In case you don’t have the time to review the full recent CDC prevalence report but you’d like some more information, I’ve written a summary of the CDC report at the Autism Science Foundation blog. The CDC has provided a lot of analysis in this edition of the prevalence report.

A couple brief side points I’ll make here. Most countries have no autism prevalence studies. There is basically no prevalence information for autism in Africa or South America, for example. And, while it takes a long time between prevalence reports by the CDC, consider this paragraph:

The 14 ADDM sites that provided data for the 2008 surveillance year covered a total population of 337,093 children aged 8 years, which represented 8.4% of the U.S. population of children that age in 2008 (13). A total of 48,247 source records for 38,253 children were reviewed at education and health sources. Of these, the source records of 6,739 children met the criteria for abstraction, which was 17.5% of the total number of children whose source records were reviewed and 2% of the total population under surveillance (range: 1.0% [Alabama]–6.3% [Utah]).
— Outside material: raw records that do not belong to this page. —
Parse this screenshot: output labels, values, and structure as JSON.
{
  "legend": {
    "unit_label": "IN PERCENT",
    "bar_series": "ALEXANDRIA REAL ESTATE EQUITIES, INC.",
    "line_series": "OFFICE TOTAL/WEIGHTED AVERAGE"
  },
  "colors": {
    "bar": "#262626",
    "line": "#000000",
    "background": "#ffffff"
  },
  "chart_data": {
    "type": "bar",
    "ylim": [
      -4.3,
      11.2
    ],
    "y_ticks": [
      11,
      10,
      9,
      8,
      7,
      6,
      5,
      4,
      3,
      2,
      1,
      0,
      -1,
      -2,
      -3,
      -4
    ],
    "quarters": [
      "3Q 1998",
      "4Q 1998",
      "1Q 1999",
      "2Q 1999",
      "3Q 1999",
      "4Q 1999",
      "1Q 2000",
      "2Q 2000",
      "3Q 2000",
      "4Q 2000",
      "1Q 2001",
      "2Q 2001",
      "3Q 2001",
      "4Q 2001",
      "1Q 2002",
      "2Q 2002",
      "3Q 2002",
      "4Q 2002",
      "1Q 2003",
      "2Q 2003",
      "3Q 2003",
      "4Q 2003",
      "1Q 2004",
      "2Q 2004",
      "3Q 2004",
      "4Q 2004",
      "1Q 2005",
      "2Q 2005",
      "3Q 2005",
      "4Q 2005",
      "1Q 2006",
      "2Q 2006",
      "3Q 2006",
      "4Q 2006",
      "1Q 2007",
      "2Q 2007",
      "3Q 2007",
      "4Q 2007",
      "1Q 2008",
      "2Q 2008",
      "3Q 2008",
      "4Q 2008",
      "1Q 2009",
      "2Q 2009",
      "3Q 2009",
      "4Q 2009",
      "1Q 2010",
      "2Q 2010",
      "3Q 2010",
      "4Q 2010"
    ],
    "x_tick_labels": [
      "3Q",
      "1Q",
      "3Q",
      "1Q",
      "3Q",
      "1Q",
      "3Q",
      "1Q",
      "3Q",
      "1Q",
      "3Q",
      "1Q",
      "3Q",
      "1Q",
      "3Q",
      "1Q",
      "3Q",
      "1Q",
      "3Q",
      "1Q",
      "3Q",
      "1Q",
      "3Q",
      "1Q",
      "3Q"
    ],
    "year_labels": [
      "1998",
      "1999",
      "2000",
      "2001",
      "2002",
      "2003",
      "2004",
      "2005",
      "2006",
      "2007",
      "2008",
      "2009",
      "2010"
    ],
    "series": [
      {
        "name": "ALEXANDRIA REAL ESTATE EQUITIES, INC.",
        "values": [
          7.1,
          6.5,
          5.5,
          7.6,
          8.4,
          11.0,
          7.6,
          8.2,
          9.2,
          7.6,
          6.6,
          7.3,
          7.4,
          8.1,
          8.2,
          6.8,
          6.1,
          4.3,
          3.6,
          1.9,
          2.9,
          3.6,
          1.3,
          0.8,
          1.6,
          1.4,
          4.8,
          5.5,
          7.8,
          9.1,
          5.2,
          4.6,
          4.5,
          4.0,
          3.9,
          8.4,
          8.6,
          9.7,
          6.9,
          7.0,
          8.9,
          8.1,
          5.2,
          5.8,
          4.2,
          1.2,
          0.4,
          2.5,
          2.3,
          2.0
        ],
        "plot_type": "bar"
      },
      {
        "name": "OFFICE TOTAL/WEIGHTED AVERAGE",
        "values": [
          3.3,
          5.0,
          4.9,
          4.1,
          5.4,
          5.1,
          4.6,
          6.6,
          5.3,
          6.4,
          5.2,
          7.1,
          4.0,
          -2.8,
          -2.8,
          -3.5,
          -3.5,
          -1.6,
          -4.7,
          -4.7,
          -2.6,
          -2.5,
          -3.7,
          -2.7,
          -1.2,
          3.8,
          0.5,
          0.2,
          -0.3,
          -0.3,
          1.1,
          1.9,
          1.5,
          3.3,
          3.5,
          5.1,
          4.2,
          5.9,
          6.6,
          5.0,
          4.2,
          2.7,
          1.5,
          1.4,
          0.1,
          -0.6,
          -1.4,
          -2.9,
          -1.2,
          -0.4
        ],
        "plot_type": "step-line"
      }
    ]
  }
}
During clinician review, 3,820 children (57%) were confirmed as meeting the ASD surveillance case definition (range: 30% [Arkansas]–74% [North Carolina]). The number of evaluations abstracted for each child ultimately identified as having an ASD varied (median: 5; range: 3 [Florida and North Carolina]–10 [Utah].

48,247 records were reviewed. If one gives 10 minutes per document for collection and review, that’s something like three full-time man-years for that effort alone. Yeah, we’d all like the process to go faster. But we all need the report to be as accurate as possible. This is no small task.